Dans le dossier de l’Esprit des Lois, il s’en explique et se livre à une rare confidence :
« J’avais conçu le dessein de donner plus d’étendue et plus de profondeur à quelques endroits de cet ouvrage ; j’en suis devenu incapable. Mes lectures ont affaibli mes yeux et il me semble que ce qui me reste encore de lumière n’est que l’aurore du jour où ils se fermeront pour jamais (5).
Je touche presque au moment où je dois commencer et finir, au moment qui dévoile et dérobe tout, au moment mêlé d’amertume et de joie, au moment où je perdrai jusqu’à mes faiblesses mêmes.
Dans la pensée 551, il révèle son stoïcisme : « Quand je devins aveugle, je compris d’abord que je saurais être aveugle. On peut compter que, dans la plupart des malheurs, il n’y a qu’à savoir se retourner. Dans ce cas, la plupart des malheurs entreront dans le plan d’une vie heureuse. Il est très aisé, avec un peu de réflexion, de se défaire des passions tristes »(6). Chacun, à tour de rôle, peut en faire un bon usage.
Pensées et extraits de la Correspondance aident à mieux comprendre la grandeur d’âme et la simplicité du philosophe de La Brède. Son œuvre conserve depuis deux siècles et demi son pouvoir de séduction et continue à nourrir la réflexion politique (7), tant son exigence de justice et de liberté nous concerne (8).
Références
1-Œuvres complètes de Montesquieu. Correspondance. Voltaire Foundation, Oxford, 1998
2-Battin J . « Montesquieu, les sciences et la médecine en Europe » Colloque Montesquieu et l’Europe, éd. William Blake and Co/ Les Belles Lettres, 2005, 77-107. et Histoire sciences médicales, 2007, XLI, 3, 1-12.
3- Pouliquen Y. Un oculiste au siècle des Lumières Jacques Daviel. Paris, éd. Odile Jacob 1999.

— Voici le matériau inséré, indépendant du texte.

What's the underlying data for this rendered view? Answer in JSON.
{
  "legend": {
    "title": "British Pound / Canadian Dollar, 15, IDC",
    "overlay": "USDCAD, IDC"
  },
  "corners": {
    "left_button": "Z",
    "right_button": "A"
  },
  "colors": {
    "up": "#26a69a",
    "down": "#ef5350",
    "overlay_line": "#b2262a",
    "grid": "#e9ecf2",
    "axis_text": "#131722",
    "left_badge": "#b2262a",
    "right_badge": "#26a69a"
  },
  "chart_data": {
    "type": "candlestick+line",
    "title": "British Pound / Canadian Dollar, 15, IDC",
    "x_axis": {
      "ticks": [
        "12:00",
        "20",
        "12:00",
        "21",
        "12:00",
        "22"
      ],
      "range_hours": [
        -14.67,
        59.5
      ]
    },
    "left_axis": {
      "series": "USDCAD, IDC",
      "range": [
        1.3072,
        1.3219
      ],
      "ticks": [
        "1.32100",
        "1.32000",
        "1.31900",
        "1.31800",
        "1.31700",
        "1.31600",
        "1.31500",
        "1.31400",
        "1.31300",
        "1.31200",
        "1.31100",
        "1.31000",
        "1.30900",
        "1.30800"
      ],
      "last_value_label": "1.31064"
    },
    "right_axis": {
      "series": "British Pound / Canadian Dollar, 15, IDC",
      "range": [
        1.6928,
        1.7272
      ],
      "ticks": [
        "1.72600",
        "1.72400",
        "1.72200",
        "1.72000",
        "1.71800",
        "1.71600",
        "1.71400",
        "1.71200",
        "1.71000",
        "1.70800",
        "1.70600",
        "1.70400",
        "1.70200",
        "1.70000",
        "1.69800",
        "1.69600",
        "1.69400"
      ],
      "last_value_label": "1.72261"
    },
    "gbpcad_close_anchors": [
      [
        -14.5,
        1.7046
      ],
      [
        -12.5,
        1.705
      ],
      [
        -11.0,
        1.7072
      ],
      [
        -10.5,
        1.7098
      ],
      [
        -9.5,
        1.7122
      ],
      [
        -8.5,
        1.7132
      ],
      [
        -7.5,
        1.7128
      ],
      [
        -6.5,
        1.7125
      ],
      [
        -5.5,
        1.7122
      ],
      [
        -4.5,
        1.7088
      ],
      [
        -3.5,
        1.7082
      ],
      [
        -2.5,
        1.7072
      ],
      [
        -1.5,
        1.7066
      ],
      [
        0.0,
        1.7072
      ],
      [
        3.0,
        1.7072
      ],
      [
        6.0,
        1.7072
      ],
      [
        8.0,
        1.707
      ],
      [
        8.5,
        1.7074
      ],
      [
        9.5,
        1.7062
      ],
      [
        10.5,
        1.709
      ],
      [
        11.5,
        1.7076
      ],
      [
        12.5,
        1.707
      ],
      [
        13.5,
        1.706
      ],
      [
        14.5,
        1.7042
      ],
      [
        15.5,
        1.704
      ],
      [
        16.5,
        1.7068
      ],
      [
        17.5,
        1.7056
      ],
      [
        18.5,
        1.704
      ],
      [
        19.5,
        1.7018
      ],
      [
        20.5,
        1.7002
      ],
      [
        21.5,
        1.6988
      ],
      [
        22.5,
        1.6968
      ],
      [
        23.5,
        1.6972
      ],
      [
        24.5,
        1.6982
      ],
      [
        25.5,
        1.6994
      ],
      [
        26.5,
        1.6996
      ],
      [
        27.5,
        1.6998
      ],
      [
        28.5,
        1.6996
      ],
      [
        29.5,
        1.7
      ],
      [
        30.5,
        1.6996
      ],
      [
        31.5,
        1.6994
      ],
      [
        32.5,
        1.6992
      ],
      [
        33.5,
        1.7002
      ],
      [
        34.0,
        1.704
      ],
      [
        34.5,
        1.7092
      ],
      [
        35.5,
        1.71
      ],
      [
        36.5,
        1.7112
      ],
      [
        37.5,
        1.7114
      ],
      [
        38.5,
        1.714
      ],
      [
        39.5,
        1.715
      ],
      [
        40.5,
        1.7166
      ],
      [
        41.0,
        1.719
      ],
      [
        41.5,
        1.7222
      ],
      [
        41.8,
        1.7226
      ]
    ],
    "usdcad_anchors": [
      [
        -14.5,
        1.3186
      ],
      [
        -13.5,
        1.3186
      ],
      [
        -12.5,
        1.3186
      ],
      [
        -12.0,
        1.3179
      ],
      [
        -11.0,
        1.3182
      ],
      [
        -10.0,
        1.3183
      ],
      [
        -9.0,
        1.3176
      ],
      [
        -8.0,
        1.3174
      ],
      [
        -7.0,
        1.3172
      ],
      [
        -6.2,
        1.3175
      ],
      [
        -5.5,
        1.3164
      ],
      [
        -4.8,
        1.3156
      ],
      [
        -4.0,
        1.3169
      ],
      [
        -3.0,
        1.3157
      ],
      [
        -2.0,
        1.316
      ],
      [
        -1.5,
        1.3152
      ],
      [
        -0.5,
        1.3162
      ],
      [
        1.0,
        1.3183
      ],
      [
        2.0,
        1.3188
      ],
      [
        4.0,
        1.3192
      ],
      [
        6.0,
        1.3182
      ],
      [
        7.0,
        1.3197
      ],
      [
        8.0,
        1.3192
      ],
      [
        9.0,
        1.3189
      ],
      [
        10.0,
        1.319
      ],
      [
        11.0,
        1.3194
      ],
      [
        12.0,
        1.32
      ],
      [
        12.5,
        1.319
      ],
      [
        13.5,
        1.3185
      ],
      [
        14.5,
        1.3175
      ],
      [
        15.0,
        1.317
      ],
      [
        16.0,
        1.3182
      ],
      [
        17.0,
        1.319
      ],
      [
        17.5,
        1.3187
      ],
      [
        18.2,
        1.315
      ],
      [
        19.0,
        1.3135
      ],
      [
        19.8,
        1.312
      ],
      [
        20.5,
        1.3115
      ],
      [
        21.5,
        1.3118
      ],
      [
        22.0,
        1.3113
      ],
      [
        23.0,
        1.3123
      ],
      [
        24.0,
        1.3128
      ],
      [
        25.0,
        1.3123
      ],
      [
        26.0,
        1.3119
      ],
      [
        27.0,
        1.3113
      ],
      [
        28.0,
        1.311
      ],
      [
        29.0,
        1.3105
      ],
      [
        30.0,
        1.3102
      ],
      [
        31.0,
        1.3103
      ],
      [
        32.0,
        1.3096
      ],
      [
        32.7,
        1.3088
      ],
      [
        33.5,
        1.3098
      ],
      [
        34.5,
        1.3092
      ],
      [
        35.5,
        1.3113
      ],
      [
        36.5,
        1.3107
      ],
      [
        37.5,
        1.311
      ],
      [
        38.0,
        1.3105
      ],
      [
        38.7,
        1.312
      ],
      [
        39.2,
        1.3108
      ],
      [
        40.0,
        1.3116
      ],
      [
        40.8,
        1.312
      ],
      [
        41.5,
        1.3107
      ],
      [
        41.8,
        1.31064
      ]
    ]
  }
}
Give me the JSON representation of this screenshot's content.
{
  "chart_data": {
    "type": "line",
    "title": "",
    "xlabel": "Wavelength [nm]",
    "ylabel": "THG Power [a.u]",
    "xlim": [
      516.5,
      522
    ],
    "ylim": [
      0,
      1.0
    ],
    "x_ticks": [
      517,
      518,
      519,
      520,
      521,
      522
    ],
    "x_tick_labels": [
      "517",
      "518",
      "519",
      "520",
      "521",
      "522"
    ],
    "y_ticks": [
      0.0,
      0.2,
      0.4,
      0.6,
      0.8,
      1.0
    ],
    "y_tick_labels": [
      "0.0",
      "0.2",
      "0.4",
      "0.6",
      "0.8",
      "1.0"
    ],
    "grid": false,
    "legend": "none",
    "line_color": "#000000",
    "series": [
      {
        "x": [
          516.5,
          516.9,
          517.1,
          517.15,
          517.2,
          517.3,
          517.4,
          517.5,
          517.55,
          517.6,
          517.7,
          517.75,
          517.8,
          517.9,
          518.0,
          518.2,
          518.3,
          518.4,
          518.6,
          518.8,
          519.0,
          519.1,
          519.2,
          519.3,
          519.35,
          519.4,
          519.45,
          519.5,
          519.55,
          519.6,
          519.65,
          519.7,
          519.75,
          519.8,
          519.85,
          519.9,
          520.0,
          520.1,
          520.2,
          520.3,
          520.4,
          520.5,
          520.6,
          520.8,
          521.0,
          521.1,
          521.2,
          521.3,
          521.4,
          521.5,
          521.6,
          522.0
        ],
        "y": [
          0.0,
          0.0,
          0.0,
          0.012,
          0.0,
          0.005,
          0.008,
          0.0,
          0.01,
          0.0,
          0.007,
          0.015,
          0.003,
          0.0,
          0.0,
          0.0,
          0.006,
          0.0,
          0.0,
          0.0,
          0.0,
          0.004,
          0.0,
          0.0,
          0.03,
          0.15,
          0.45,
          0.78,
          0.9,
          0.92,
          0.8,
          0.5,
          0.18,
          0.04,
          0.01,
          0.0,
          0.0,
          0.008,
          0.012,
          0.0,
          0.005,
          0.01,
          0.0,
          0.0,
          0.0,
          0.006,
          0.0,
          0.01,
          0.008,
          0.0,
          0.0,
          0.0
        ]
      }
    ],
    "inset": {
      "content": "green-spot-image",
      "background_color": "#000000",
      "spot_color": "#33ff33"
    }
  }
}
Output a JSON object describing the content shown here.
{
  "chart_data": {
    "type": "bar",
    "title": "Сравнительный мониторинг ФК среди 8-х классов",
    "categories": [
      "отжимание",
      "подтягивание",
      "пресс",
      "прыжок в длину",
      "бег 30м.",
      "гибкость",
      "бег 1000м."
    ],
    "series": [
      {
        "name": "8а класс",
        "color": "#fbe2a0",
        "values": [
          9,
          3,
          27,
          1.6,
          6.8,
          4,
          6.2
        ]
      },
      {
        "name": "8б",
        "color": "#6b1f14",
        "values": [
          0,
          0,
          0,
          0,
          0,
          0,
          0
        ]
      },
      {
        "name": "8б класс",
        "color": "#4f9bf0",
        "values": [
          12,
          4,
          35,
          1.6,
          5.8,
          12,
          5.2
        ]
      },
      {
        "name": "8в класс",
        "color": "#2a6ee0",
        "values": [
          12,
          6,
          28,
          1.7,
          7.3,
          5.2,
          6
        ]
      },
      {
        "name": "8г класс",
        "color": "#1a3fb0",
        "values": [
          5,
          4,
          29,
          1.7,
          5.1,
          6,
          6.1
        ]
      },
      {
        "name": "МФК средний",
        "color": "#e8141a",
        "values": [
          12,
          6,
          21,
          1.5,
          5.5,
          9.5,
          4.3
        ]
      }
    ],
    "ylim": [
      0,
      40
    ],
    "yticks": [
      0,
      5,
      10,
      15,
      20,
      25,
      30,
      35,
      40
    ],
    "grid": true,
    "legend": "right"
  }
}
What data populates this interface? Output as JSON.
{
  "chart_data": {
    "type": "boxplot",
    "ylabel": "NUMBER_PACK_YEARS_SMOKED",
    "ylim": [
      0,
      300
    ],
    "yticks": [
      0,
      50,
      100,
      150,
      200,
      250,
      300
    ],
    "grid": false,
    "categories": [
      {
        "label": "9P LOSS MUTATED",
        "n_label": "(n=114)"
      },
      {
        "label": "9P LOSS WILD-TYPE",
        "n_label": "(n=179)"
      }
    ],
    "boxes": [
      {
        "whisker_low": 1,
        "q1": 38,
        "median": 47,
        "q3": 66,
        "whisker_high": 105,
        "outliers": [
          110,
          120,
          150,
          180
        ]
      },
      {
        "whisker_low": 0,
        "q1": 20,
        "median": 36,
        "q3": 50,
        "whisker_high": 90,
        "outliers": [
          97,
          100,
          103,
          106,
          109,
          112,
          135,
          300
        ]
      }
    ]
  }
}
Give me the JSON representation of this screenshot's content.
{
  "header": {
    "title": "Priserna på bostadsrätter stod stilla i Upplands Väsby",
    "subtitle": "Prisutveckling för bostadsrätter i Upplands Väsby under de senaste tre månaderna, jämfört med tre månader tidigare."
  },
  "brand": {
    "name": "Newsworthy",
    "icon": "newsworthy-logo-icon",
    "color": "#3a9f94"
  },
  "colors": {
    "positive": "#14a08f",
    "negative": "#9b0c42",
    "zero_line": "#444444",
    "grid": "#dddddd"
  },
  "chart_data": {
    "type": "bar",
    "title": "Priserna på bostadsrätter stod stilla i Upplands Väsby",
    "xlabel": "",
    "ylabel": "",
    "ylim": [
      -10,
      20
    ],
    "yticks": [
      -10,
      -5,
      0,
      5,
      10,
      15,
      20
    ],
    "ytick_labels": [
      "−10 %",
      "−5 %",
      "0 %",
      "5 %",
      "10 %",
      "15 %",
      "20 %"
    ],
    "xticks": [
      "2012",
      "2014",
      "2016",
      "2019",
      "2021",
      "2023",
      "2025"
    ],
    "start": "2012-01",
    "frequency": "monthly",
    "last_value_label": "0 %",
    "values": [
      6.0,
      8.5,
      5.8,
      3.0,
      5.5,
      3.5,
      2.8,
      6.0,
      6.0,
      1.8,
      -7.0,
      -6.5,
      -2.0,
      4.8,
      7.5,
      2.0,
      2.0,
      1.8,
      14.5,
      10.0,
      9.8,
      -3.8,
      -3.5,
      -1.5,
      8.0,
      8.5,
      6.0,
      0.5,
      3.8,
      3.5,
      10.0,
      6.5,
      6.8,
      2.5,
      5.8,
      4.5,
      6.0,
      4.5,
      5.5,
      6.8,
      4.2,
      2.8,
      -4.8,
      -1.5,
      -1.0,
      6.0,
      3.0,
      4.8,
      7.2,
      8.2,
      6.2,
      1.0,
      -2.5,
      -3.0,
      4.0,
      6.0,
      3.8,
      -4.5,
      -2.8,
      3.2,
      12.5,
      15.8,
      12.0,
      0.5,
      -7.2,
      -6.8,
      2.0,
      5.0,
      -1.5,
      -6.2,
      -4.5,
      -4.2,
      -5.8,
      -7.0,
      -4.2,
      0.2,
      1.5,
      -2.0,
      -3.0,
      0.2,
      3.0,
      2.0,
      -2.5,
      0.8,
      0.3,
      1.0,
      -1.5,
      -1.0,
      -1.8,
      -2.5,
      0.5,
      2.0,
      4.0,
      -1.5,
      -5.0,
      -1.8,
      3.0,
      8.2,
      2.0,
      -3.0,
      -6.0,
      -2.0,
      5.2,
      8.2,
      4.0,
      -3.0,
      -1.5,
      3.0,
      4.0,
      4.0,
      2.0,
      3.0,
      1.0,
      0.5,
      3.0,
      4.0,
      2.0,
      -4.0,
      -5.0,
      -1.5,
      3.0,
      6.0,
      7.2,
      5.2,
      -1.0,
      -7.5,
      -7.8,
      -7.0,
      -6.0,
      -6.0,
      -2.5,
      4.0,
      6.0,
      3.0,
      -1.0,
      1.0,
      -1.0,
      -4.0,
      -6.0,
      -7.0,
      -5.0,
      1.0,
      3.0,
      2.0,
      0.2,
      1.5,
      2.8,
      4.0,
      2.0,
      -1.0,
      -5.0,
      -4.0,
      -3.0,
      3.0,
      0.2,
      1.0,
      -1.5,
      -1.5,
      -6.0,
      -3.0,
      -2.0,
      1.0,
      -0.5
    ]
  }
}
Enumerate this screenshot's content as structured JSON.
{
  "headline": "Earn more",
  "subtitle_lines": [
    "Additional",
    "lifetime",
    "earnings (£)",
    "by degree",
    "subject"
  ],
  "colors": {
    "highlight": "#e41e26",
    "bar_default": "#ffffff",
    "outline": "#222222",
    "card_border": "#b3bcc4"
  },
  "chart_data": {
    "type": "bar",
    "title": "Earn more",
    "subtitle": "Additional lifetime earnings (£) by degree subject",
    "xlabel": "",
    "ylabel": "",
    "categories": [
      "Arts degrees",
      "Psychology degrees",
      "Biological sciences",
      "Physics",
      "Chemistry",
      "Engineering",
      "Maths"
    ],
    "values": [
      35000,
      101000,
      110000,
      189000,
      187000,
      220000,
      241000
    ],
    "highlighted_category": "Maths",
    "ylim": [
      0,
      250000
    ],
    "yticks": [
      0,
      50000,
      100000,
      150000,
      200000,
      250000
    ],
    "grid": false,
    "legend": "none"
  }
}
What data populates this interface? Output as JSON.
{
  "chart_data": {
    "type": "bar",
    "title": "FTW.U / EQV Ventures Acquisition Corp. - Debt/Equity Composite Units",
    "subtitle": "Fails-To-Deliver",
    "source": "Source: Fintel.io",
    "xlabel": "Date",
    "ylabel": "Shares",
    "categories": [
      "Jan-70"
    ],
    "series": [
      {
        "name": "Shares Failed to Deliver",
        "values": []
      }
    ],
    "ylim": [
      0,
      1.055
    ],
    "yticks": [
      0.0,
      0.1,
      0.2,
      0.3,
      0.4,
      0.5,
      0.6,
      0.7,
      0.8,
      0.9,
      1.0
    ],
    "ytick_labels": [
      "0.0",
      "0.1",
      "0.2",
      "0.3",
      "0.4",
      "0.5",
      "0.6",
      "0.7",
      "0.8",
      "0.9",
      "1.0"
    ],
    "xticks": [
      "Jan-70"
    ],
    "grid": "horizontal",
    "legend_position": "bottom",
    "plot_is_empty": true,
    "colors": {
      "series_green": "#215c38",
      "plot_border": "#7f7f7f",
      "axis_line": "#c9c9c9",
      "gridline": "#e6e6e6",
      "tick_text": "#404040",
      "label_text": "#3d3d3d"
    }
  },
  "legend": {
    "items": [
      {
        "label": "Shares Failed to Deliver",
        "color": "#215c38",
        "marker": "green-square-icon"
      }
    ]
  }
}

4- Les plus belles pages des manuscrits de Montesquieu confiés à la Bibliothèque municipale de Bordeaux par J. de Chabannes, présentés par C. Volpilhac-Auger et H. de Bellaigue. éd.William Blake and Co, Bordeaux, 2005, manuscrit 2526/ 13, 27-29.
5-Montesquieu. Dossier de l’Esprit des Lois. Pléiade, II, 206,1041.
6-Pensée 551, Pléiade. Œuvres complètes, I, 1064.
7- Juppé A. Montesquieu le moderne. éd. Perrin, Paris, 1999.
8- Montesquieu, la justice, la liberté. Hommage de Bordeaux à Montesquieu, 19-21 mai 2005. Actes du colloque organisé par l’Académie Nationale des Sciences, Belles-Lettres et Arts de Bordeaux, à l’occasion du 250ème anniversaire de la mort de Montesquieu en 1755. Bordeaux 2007.